Ovvero no: si può continuare a sfilare nudi, portando a casa almeno un po' di coerenza e decenza, come il re della favola di Andersen. Invece il re che abbiamo visto all'opera in questi giorni sta passando il tempo a strepitare sui giornali e sui social che lui non è nudooooooo! basta dire che sono nudoooooo! Questo è un vestito finissimooooooo, posso mostrarvi le fatture dei sarti di fama mondiale, voi non lo vedete perché siete incompetenti. Saremo anche incompetenti, ma la sentenza preliminare della Corte di Giustizia Internazionale dell'Aja l'abbiamo letta; c'è scritto che i rischi di genocidio erano concreti e che Israele doveva prevenirli. Questo, alcune settimane fa: dopodiché il governo israeliano ha intimato ai profughi palestinesi di raggiungere Rafah, e ora sta bombardando Rafah. Un'altra cosa che il governo ha fatto è cercare di screditare l'UNRWA, che aveva fornito gran parte delle prove ammesse alla Corte. Ma per ora nessuna accusa è stata provata. 

Ora vi prego di seguirmi: se Israele, che doveva prevenire un genocidio, non lo sta facendo, e anzi sta distruggendo archivi e cimiteri – i segni della secolare presenza palestinese a Gaza – premendo la striscia come un tubetto di dentifricio sul varco di Rafah, si sbaglierà più di tanto Ghali a dire "Stop genocidio"? Che non vuol nemmeno dire che il genocidio ci sia già stato. Vuol dire che il rischio c'è, perdio, siamo a trentamila morti, due terzi civili, se avete paura a usare la parola in questo momento, per quale motivo al mondo abbiamo perso tempo a insegnarvela? Lo capite che tutta la Storia che avete studiato serviva a evitare di ritrovarvi qui, ora, di fronte a una catastrofe, con gli occhi chiusi per non vedere, e la bocca piena di se, di ma, di bla-bla, per non sentire?  

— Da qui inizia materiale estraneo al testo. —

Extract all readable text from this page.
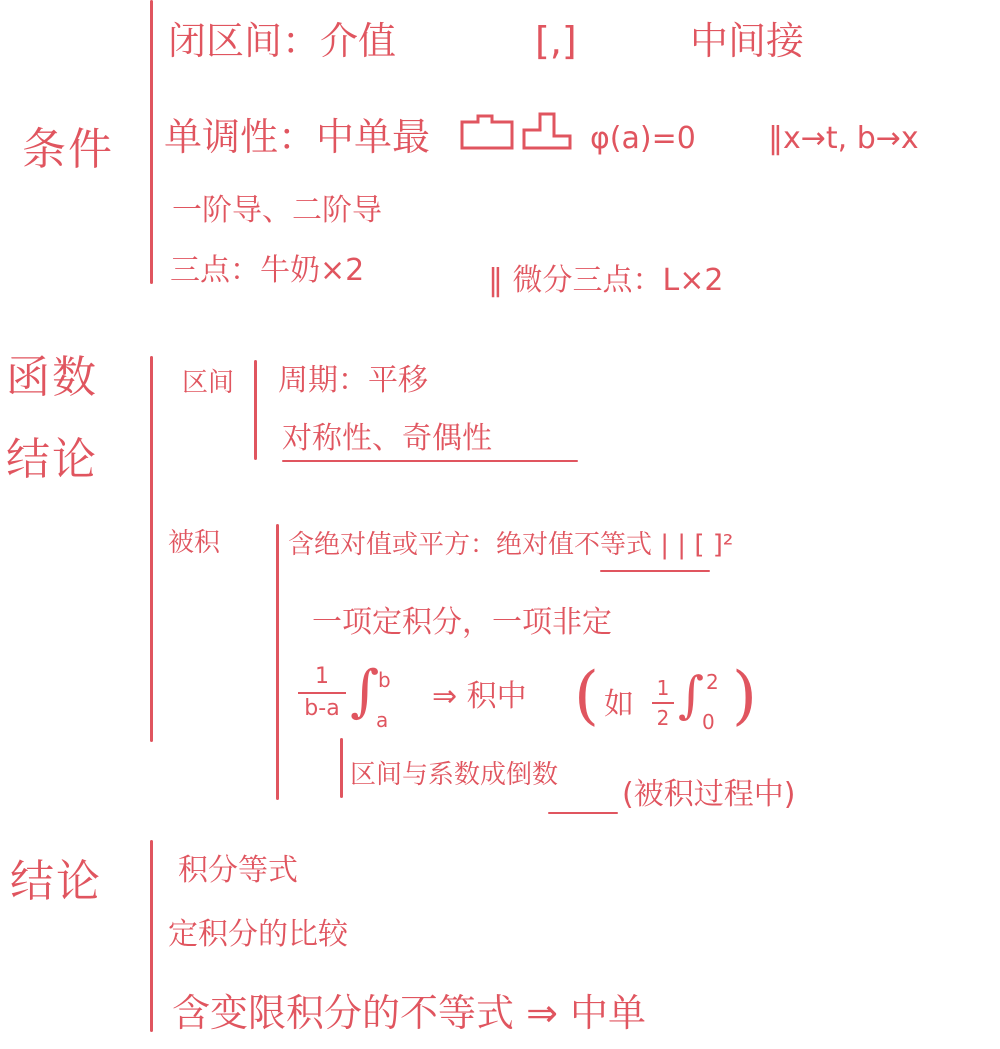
条件
闭区间：介值	[,]	中间接
单调性：中单最	φ(a)=0 ‖x→t, b→x
一阶导、二阶导
三点：牛奶×2	‖ 微分三点：L×2
函数
结论
区间 周期：平移
对称性、奇偶性
被积	含绝对值或平方：绝对值不等式 | | [ ]²
一项定积分，一项非定
1
b-a ∫
b
a
⇒ 积中 ( 如 1
2 ∫ 2
0 )
区间与系数成倒数
(被积过程中)
结论	积分等式
定积分的比较
含变限积分的不等式 ⇒ 中单
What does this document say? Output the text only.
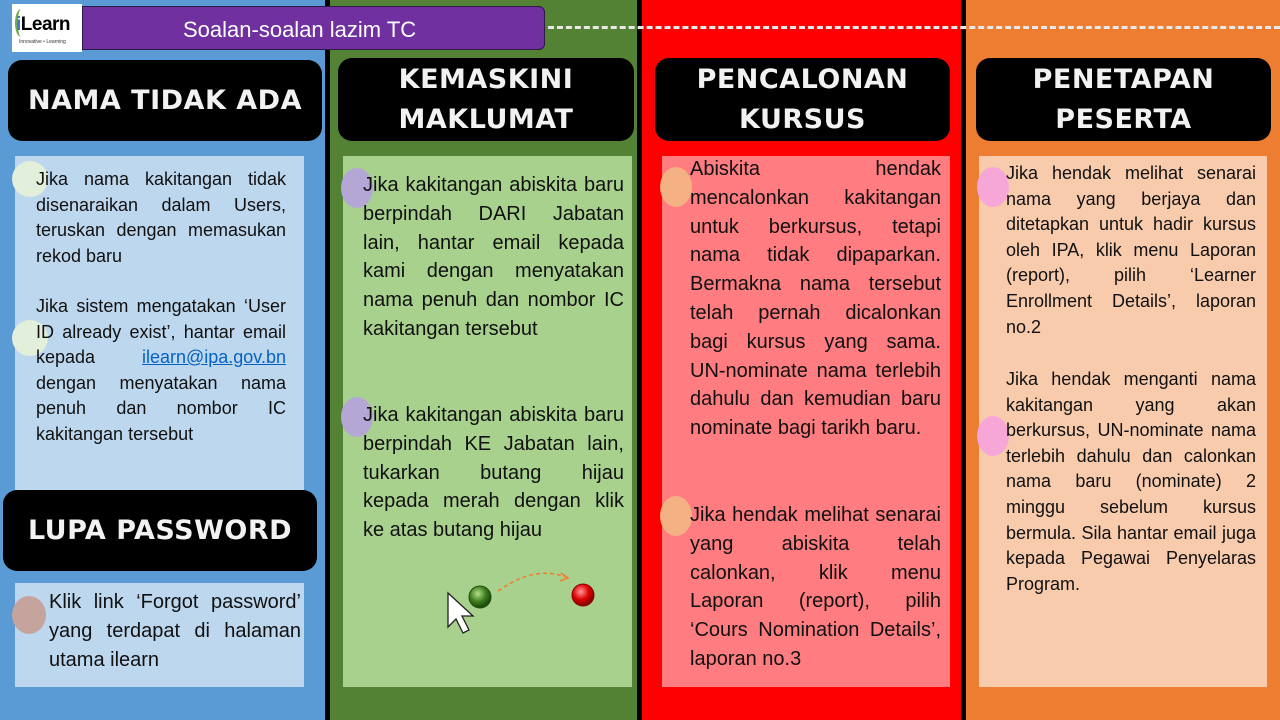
iLearn
Innovative • Learning	Soalan-soalan lazim TC
NAMA TIDAK ADA
Jika nama kakitangan tidak disenaraikan dalam Users, teruskan dengan memasukan rekod baru
Jika sistem mengatakan ‘User ID already exist’, hantar email kepada	ilearn@ipa.gov.bn dengan menyatakan nama penuh dan nombor IC kakitangan tersebut
LUPA PASSWORD
Klik link ‘Forgot password’ yang terdapat di halaman utama ilearn
KEMASKINI
MAKLUMAT
Jika kakitangan abiskita baru berpindah DARI Jabatan lain, hantar email kepada kami dengan menyatakan nama penuh dan nombor IC kakitangan tersebut
Jika kakitangan abiskita baru berpindah KE Jabatan lain, tukarkan butang hijau kepada merah dengan klik ke atas butang hijau
PENCALONAN
KURSUS
Abiskita hendak mencalonkan kakitangan untuk berkursus, tetapi nama tidak dipaparkan. Bermakna nama tersebut telah pernah dicalonkan bagi kursus yang sama. UN-nominate nama terlebih dahulu dan kemudian baru nominate bagi tarikh baru.
Jika hendak melihat senarai yang abiskita telah calonkan, klik menu Laporan (report), pilih ‘Cours Nomination Details’, laporan no.3
PENETAPAN
PESERTA
Jika hendak melihat senarai nama yang berjaya dan ditetapkan untuk hadir kursus oleh IPA, klik menu Laporan (report), pilih ‘Learner Enrollment Details’, laporan no.2
Jika hendak menganti nama kakitangan yang akan berkursus, UN-nominate nama terlebih dahulu dan calonkan nama baru (nominate) 2 minggu sebelum kursus bermula. Sila hantar email juga kepada Pegawai Penyelaras Program.
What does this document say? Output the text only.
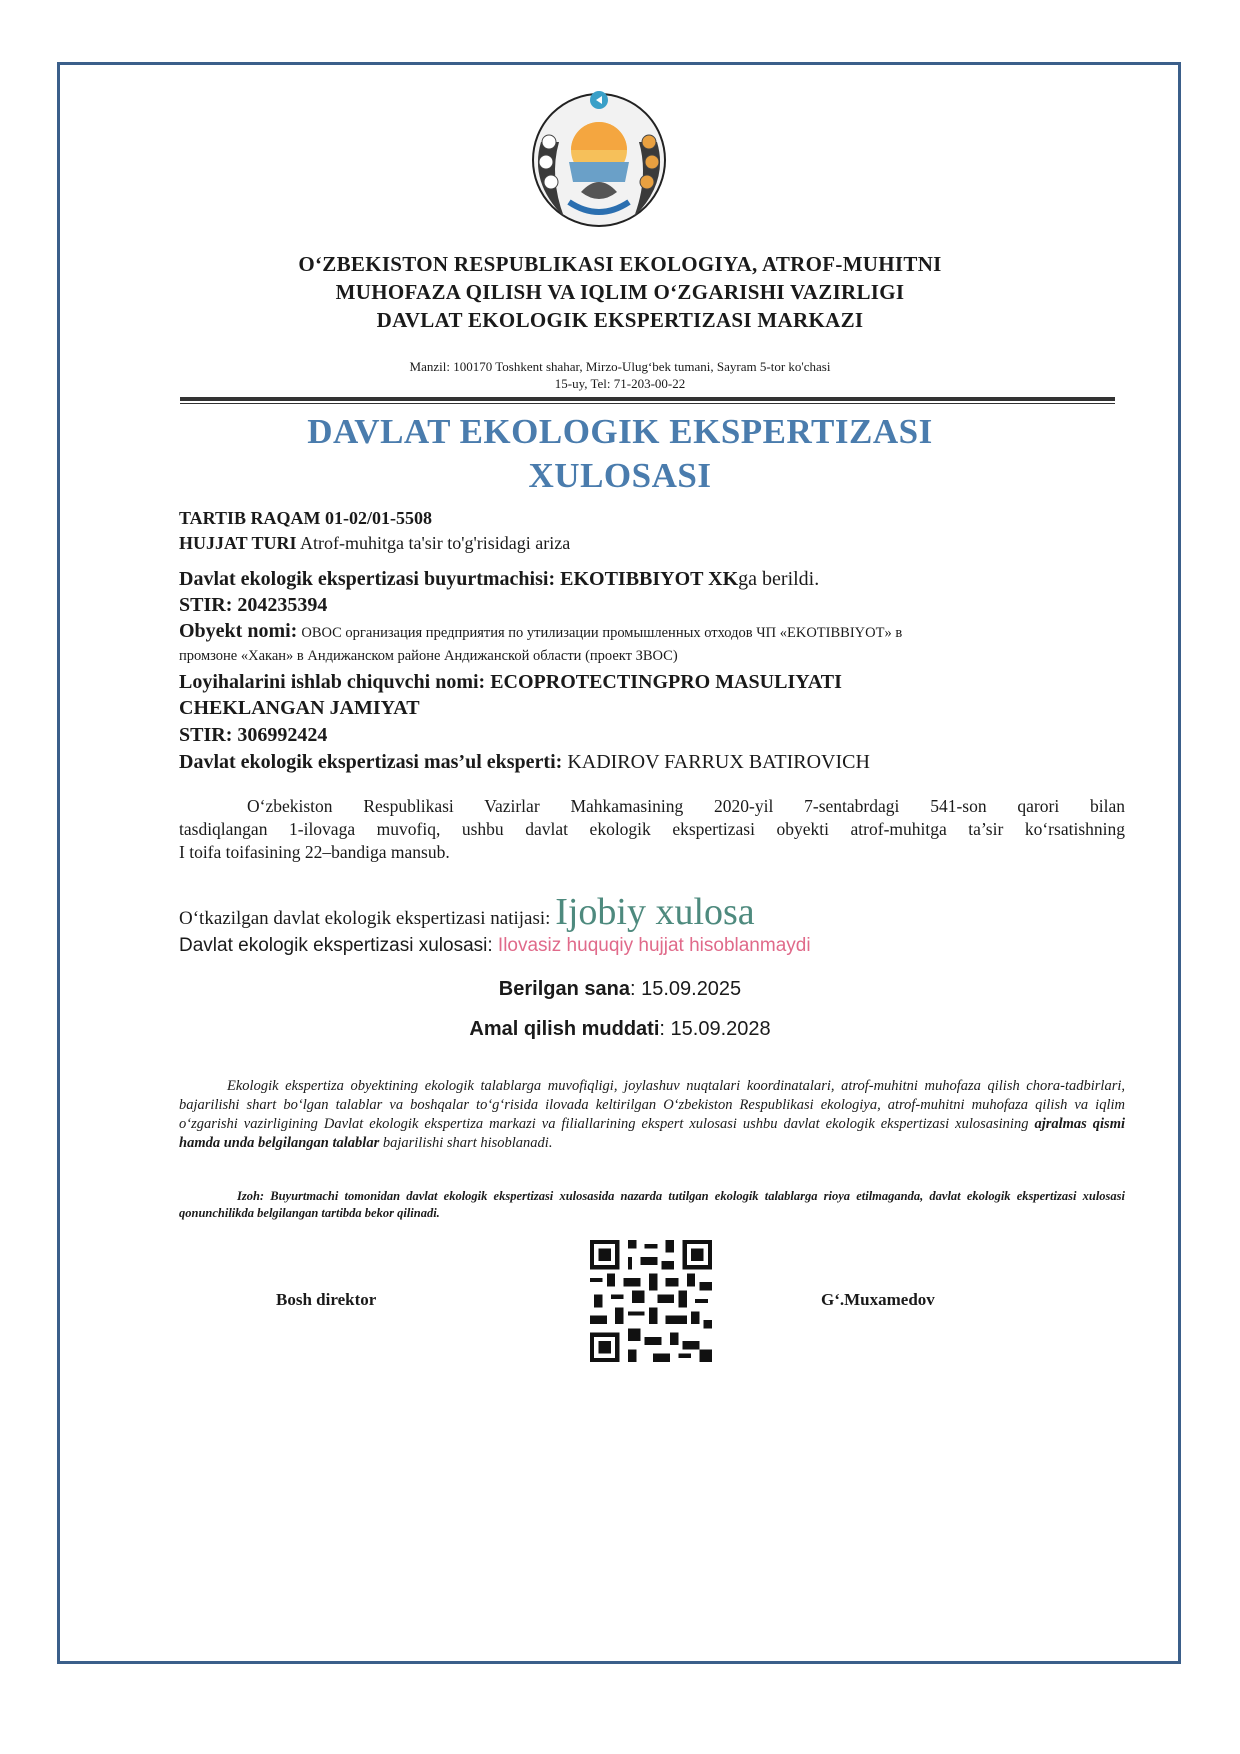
O‘ZBEKISTON RESPUBLIKASI EKOLOGIYA, ATROF-MUHITNI
MUHOFAZA QILISH VA IQLIM O‘ZGARISHI VAZIRLIGI
DAVLAT EKOLOGIK EKSPERTIZASI MARKAZI
Manzil: 100170 Toshkent shahar, Mirzo-Ulug‘bek tumani, Sayram 5-tor ko'chasi
15-uy, Tel: 71-203-00-22
DAVLAT EKOLOGIK EKSPERTIZASI
XULOSASI
TARTIB RAQAM 01-02/01-5508
HUJJAT TURI Atrof-muhitga ta'sir to'g'risidagi ariza
Davlat ekologik ekspertizasi buyurtmachisi: EKOTIBBIYOT XKga berildi.
STIR: 204235394
Obyekt nomi: ОВОС организация предприятия по утилизации промышленных отходов ЧП «EKOTIBBIYOT» в
промзоне «Хакан» в Андижанском районе Андижанской области (проект ЗВОС)
Loyihalarini ishlab chiquvchi nomi: ECOPROTECTINGPRO MASULIYATI
CHEKLANGAN JAMIYAT
STIR: 306992424
Davlat ekologik ekspertizasi mas’ul eksperti: KADIROV FARRUX BATIROVICH
O‘zbekiston Respublikasi Vazirlar Mahkamasining 2020-yil 7-sentabrdagi 541-son qarori bilan
tasdiqlangan 1-ilovaga muvofiq, ushbu davlat ekologik ekspertizasi obyekti atrof-muhitga ta’sir ko‘rsatishning
I toifa toifasining 22–bandiga mansub.
O‘tkazilgan davlat ekologik ekspertizasi natijasi: Ijobiy xulosa
Davlat ekologik ekspertizasi xulosasi: Ilovasiz huquqiy hujjat hisoblanmaydi
Berilgan sana: 15.09.2025
Amal qilish muddati: 15.09.2028
Ekologik ekspertiza obyektining ekologik talablarga muvofiqligi, joylashuv nuqtalari koordinatalari, atrof-muhitni muhofaza qilish chora-tadbirlari, bajarilishi shart bo‘lgan talablar va boshqalar to‘g‘risida ilovada keltirilgan O‘zbekiston Respublikasi ekologiya, atrof-muhitni muhofaza qilish va iqlim o‘zgarishi vazirligining Davlat ekologik ekspertiza markazi va filiallarining ekspert xulosasi ushbu davlat ekologik ekspertizasi xulosasining ajralmas qismi hamda unda belgilangan talablar bajarilishi shart hisoblanadi.
Izoh: Buyurtmachi tomonidan davlat ekologik ekspertizasi xulosasida nazarda tutilgan ekologik talablarga rioya etilmaganda, davlat ekologik ekspertizasi xulosasi qonunchilikda belgilangan tartibda bekor qilinadi.
Bosh direktor	G‘.Muxamedov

No, non solo Ghali non sbaglia, ma non dice niente di eccezionale. Quel che dice diventa eccezionale perché nessuno professionista ha il coraggio di dirlo. Ghali e Dargen D'Amico – quanto dev'essere frustrante passare anni e risorse a piazzare un po' di gente in tutto il sistema mediatico e politico, a blandire e minacciare, per poi scoprire che la gente dà retta a un tizio vestito da scemo che cantava Fottitene e balla? Di chi è esattamente la colpa, se Ghali e Dargen D'Amico sono più informati e attendibili della Repubblica e del Corriere? Quanto può essere ridicolo un Molinari che non pubblica l'intervista a Ghali finché non prende le distanze da Hamas, come se i lettori fossero più interessati alle lezioni di Molinari che alle parole di Ghali? Diteci ancora una volta, coraggio, che i giornali stanno sul mercato perché danno alla gente quello che vuole leggere.  

Come ha notato per esempio Anna Momigliano su Haaretz, in Italia di Gaza non si stava parlando molto, prima di Sanremo. E Ghali non ne stava praticamente parlando, prima che i filoisraeliani non lo stimolassero in tal senso. Convinti di avere dalla loro parte una cassa di risonanza che non funziona, anzi li stordisce, li convince di avere il polso di un pubblico che semplicemente non li conosce. Se sulla Repubblica non esce un'intervista a Ghali, non è certo un danno per Ghali. Sarebbe un danno per Repubblica, se non avesse chiuso, qualche anno fa.